1. My eyes – I think they’re a really interesting color. They’re like the blue version of hazel. The closest color is gray, but that’s not entirely accurate. Depending on the light, my clothes, my mood, sometimes they are more blue or more green. I don’t mean to brag, but I always thought the quote from The Princess Bride really fits them: “eyes like the sea after a storm.”

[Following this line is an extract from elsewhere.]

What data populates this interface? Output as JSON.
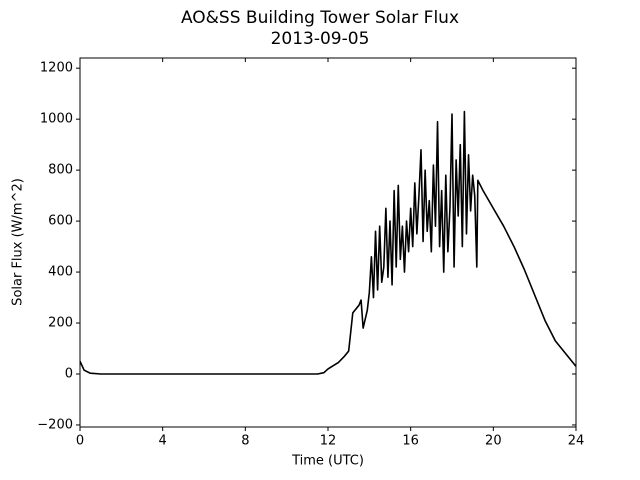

2. My hands – They’re not really much to look at. I have large knuckles, odd bumps and scars and road rash (more on that in a minute), and they’re really starting to show where they will be very wrinkled, which is scaring the heck out of me. BUT…these hands do amazing things. For example,they play flute and make intricate crochet pieces, like this one:
3. My scars – This is going to be weird but also cliche. What I mean is that people place scars in one of two categories. In the first, they want to hide them, see them as ugly, etc. Which is why it’s weird that I picked them as a best physical feature. In the other, people are proud of them because they stand for overcoming some sort of adversity. This is a bit more cliche, and mine aren’t quite that extreme. I was in a car accident approximately 15 years ago, sliced up my head and left arm and broke my left hand in three places. I was terrified I’d never play flute or crochet again. Thankfully, I’m a super healer. It was also my first year teaching, and I walked into my first classroom only two weeks from the accident…into one of the worst years of my life. Yet here I am, and every terrible thing that school and those kids put me through set me up for later success, and I’m in a much better place.